This example is taken from the book “An Introduction to Statistical Learning with Application in R” by Gareth James, Daniela Witten, Trevor Hastie. Here we fit a regression tree to the Boston data set. First we create a training set, and fit the tree to the training data.
We load the necessary libraries.
require(MASS)
require(tree)
We load the dataset and divide into train and test dataset. The dataset is for housing values in suburbs of Boston. For more information on the dataset, we can do ?Boston in R.
head(Boston)
## crim zn indus chas nox rm age dis rad tax ptratio black lstat
## 1 0.00632 18 2.31 0 0.538 6.575 65.2 4.090 1 296 15.3 396.9 4.98
## 2 0.02731 0 7.07 0 0.469 6.421 78.9 4.967 2 242 17.8 396.9 9.14
## 3 0.02729 0 7.07 0 0.469 7.185 61.1 4.967 2 242 17.8 392.8 4.03
## 4 0.03237 0 2.18 0 0.458 6.998 45.8 6.062 3 222 18.7 394.6 2.94
## 5 0.06905 0 2.18 0 0.458 7.147 54.2 6.062 3 222 18.7 396.9 5.33
## 6 0.02985 0 2.18 0 0.458 6.430 58.7 6.062 3 222 18.7 394.1 5.21
## medv
## 1 24.0
## 2 21.6
## 3 34.7
## 4 33.4
## 5 36.2
## 6 28.7
str(Boston)
## 'data.frame': 506 obs. of 14 variables:
## $ crim : num 0.00632 0.02731 0.02729 0.03237 0.06905 ...
## $ zn : num 18 0 0 0 0 0 12.5 12.5 12.5 12.5 ...
## $ indus : num 2.31 7.07 7.07 2.18 2.18 2.18 7.87 7.87 7.87 7.87 ...
## $ chas : int 0 0 0 0 0 0 0 0 0 0 ...
## $ nox : num 0.538 0.469 0.469 0.458 0.458 0.458 0.524 0.524 0.524 0.524 ...
## $ rm : num 6.58 6.42 7.18 7 7.15 ...
## $ age : num 65.2 78.9 61.1 45.8 54.2 58.7 66.6 96.1 100 85.9 ...
## $ dis : num 4.09 4.97 4.97 6.06 6.06 ...
## $ rad : int 1 2 2 3 3 3 5 5 5 5 ...
## $ tax : num 296 242 242 222 222 222 311 311 311 311 ...

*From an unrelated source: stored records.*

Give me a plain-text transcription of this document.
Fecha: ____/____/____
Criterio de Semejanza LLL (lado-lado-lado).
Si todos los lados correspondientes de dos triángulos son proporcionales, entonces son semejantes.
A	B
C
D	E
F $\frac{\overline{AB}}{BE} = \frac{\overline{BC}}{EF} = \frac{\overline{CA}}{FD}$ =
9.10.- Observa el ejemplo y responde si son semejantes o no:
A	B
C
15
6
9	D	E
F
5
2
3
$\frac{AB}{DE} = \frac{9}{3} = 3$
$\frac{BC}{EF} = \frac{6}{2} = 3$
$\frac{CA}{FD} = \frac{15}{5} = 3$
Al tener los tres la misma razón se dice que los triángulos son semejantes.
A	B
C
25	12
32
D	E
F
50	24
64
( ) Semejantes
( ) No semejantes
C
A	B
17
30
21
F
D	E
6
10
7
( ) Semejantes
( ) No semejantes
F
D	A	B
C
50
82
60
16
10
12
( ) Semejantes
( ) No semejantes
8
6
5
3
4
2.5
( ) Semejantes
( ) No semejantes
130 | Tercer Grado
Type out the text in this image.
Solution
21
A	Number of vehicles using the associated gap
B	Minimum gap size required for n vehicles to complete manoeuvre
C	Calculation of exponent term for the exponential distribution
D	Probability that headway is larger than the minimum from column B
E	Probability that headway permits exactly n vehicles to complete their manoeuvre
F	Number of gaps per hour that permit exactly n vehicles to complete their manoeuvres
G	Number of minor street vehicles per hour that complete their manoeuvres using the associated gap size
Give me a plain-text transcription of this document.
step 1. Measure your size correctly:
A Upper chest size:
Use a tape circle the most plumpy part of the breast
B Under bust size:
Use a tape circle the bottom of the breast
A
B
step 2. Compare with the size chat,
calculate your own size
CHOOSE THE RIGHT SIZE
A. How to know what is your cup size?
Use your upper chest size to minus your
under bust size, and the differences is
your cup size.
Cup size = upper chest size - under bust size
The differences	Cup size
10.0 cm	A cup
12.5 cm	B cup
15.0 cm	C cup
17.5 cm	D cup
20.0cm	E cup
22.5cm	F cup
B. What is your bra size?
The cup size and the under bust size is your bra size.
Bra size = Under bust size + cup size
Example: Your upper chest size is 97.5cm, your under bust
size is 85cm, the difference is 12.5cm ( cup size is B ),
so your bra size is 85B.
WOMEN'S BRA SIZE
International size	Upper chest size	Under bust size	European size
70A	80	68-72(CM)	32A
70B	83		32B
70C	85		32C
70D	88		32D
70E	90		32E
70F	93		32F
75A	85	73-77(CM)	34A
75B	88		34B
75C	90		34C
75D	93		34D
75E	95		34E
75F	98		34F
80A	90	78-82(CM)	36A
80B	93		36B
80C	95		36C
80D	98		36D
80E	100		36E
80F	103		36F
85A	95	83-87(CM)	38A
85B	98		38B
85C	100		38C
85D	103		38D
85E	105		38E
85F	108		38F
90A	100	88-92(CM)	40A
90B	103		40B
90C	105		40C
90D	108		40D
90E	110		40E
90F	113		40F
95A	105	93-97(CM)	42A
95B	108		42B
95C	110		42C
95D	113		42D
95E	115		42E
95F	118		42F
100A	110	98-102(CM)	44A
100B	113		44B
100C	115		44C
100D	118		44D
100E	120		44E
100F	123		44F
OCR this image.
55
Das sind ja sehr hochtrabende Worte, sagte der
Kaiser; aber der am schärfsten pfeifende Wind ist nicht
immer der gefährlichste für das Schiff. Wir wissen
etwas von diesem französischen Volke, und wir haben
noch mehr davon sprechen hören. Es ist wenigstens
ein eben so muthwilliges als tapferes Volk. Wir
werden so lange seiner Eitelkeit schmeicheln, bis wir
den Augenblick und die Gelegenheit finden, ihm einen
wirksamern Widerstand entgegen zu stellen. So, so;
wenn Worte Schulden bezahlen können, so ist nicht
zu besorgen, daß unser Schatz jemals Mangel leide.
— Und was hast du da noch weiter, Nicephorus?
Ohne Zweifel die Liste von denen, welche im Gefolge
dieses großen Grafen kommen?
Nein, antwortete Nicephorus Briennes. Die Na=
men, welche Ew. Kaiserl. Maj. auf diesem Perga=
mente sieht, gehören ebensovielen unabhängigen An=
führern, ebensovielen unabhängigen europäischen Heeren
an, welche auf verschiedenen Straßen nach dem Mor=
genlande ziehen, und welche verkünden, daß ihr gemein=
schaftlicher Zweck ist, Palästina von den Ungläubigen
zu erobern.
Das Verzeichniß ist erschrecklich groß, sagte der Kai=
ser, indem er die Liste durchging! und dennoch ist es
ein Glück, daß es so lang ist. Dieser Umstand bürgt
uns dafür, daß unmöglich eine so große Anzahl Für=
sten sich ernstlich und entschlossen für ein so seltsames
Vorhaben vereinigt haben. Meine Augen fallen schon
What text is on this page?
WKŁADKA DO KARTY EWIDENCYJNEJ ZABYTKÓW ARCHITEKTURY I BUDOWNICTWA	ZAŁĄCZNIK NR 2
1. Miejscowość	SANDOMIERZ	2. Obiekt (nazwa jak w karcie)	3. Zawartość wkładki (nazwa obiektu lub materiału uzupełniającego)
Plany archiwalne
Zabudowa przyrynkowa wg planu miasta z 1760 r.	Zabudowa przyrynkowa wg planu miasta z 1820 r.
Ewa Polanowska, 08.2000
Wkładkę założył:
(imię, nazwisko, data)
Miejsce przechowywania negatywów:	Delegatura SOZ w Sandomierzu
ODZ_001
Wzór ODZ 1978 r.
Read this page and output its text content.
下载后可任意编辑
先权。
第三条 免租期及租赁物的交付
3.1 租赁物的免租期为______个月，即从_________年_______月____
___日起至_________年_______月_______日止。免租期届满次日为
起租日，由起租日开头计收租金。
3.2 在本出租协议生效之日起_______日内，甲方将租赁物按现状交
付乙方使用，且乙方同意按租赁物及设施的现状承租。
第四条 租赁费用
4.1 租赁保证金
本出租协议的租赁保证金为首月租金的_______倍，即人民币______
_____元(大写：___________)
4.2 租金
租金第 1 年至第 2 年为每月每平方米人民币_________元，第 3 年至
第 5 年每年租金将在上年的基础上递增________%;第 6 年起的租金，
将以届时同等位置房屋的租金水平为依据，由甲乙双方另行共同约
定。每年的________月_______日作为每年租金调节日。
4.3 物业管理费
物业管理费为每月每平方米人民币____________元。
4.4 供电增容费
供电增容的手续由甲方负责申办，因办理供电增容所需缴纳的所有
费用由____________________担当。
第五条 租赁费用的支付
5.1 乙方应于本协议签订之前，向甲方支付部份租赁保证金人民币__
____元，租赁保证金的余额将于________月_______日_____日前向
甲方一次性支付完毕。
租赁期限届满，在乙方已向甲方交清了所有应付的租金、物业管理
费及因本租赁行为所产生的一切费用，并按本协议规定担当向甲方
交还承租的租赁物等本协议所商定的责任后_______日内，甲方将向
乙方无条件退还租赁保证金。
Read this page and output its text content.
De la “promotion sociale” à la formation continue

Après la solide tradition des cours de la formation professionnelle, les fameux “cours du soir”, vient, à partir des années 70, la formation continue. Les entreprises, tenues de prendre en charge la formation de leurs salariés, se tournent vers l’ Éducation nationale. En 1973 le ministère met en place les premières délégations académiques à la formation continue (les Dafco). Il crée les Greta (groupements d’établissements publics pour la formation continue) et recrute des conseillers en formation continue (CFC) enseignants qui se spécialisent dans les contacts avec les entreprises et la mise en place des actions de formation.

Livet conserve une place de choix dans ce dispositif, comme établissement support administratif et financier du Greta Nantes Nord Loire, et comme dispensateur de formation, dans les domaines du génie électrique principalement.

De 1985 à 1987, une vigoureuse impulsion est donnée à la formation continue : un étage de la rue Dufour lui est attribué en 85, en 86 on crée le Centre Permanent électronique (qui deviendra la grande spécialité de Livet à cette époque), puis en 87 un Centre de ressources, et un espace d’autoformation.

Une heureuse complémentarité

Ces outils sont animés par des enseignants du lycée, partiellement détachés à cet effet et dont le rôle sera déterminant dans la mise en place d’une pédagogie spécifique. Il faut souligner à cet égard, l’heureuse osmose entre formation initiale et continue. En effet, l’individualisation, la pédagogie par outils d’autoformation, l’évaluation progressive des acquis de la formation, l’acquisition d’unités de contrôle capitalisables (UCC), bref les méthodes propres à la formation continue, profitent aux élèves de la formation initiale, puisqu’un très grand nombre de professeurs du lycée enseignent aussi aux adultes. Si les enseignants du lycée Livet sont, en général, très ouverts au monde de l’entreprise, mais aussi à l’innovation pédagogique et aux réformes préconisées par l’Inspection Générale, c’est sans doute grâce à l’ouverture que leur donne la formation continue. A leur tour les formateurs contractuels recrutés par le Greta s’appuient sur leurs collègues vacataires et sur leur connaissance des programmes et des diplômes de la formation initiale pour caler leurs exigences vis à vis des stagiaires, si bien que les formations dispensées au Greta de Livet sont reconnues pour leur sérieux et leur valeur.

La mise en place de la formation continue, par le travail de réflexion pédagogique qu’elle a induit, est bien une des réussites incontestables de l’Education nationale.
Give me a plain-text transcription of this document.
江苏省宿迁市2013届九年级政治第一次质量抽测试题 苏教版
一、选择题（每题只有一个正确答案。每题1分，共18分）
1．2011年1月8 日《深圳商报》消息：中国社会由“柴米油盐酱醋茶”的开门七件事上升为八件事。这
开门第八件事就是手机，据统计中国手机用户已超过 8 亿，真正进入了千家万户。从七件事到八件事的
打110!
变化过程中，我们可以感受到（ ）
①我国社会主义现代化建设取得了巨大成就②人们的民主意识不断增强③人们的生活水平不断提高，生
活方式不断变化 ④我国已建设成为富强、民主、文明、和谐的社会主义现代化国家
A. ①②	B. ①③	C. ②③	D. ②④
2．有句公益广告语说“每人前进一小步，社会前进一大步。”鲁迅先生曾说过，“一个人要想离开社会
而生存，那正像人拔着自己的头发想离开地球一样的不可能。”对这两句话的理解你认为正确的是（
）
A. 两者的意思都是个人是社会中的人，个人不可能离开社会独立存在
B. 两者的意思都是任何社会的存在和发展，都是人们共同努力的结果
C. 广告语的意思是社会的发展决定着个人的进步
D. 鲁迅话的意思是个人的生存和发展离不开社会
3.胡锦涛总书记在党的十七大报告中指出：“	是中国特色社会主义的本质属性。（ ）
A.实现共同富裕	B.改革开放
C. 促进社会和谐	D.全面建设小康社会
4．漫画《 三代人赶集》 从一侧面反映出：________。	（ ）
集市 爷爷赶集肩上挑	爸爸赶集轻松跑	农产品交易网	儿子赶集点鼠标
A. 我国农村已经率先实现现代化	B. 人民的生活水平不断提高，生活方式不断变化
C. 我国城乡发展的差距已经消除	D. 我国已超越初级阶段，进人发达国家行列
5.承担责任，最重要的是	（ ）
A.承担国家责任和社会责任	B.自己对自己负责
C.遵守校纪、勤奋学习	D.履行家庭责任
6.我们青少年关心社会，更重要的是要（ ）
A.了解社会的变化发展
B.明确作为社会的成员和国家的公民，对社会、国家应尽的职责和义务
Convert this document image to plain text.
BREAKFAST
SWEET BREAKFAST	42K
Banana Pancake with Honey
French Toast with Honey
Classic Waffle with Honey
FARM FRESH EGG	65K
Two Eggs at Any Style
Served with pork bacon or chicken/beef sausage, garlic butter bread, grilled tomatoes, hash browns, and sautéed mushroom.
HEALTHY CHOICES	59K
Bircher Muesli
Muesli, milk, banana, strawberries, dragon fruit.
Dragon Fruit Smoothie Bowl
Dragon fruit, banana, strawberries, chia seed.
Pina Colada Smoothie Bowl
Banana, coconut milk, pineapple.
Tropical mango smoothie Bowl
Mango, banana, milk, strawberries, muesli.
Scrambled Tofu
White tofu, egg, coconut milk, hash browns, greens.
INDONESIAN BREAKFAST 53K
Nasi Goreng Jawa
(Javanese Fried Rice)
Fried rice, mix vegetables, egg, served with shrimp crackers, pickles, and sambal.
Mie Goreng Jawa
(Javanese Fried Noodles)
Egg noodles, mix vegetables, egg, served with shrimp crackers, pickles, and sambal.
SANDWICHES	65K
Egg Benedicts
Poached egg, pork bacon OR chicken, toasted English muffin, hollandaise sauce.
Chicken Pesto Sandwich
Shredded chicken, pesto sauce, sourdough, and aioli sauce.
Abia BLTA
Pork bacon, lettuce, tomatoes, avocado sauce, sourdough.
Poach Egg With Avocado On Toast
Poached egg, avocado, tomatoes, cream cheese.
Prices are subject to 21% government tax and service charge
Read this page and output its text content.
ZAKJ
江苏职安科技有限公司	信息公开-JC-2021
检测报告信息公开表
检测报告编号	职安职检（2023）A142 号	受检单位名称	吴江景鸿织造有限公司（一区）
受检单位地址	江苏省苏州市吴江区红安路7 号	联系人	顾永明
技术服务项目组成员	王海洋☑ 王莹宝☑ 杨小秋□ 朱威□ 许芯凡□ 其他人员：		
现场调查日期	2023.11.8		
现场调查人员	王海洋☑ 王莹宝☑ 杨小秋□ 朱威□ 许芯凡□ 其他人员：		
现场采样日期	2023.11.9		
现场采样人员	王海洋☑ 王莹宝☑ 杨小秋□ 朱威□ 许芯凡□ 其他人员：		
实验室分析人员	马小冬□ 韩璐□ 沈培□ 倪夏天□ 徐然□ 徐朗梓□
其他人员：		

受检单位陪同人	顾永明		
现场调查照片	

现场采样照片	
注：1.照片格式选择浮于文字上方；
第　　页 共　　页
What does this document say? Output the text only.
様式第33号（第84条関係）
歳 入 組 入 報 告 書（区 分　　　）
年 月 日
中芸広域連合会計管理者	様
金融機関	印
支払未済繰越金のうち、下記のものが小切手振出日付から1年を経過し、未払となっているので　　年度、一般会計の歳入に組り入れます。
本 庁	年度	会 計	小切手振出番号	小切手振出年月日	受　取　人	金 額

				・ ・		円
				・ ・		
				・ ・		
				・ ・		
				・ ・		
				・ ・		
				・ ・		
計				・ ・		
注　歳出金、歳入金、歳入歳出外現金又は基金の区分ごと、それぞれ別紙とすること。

## $ ptratio: num 15.3 17.8 17.8 18.7 18.7 18.7 15.2 15.2 15.2 15.2 ...
## $ black : num 397 397 393 395 397 ...
## $ lstat : num 4.98 9.14 4.03 2.94 5.33 ...
## $ medv : num 24 21.6 34.7 33.4 36.2 28.7 22.9 27.1 16.5 18.9 ...
set.seed(1)
train <- sample(1:nrow(Boston), nrow(Boston)/2)
We build the tree model and do summary on the model.
tree.boston <- tree(medv ~., Boston, subset = train)
summary(tree.boston)
##
## Regression tree:
## tree(formula = medv ~ ., data = Boston, subset = train)
## Variables actually used in tree construction:
## [1] "lstat" "rm" "dis"
## Number of terminal nodes: 8
## Residual mean deviance: 12.6 = 3100 / 245
## Distribution of residuals:
## Min. 1st Qu. Median Mean 3rd Qu. Max.
## -14.100 -2.040 -0.054 0.000 1.960 12.600
Notice that the output of summary() indicates that only three of the variables have been used in constructing the tree. In the context of a regression tree, the deviance is simply the sum of squared errors for the tree. We now plot the tree.
plot(tree.boston)
text(tree.boston, pretty = 0)
The variable lstat measures the percentage of individuals with lower socioeconomic status. The tree indicates that lower values of lstat correspond to more expensive houses. The tree predicts a median house price of $46,400 for larger house in suburbs in which residents have high socioeconomic status(rm >= 7.437 and lstat < 9.715).
We will see how it performs in the test dataset.
yhat <- predict(tree.boston, newdata = Boston[-train, ])
boston.test <- Boston[-train, "medv"]
plot(yhat, boston.test)
abline(0, 1)
mean((yhat - boston.test)^2)
## [1] 25.05
The test set MSE associated with regression tree is 25.05. The square root of the MSE is therefore around 5.005, indicating that this model leads to test predictions that are within around $5005 of the true median home value for the suburbs.
Now we use the cv.tree() function to see whether pruning the tree will improve the performance.
cv.boston <- cv.tree(tree.boston)
plot(cv.boston$size, cv.boston$dev, type = "b")
The lowest MSE stands at tree size 7 or 8, so even if we prune at 7, it won’t make much difference.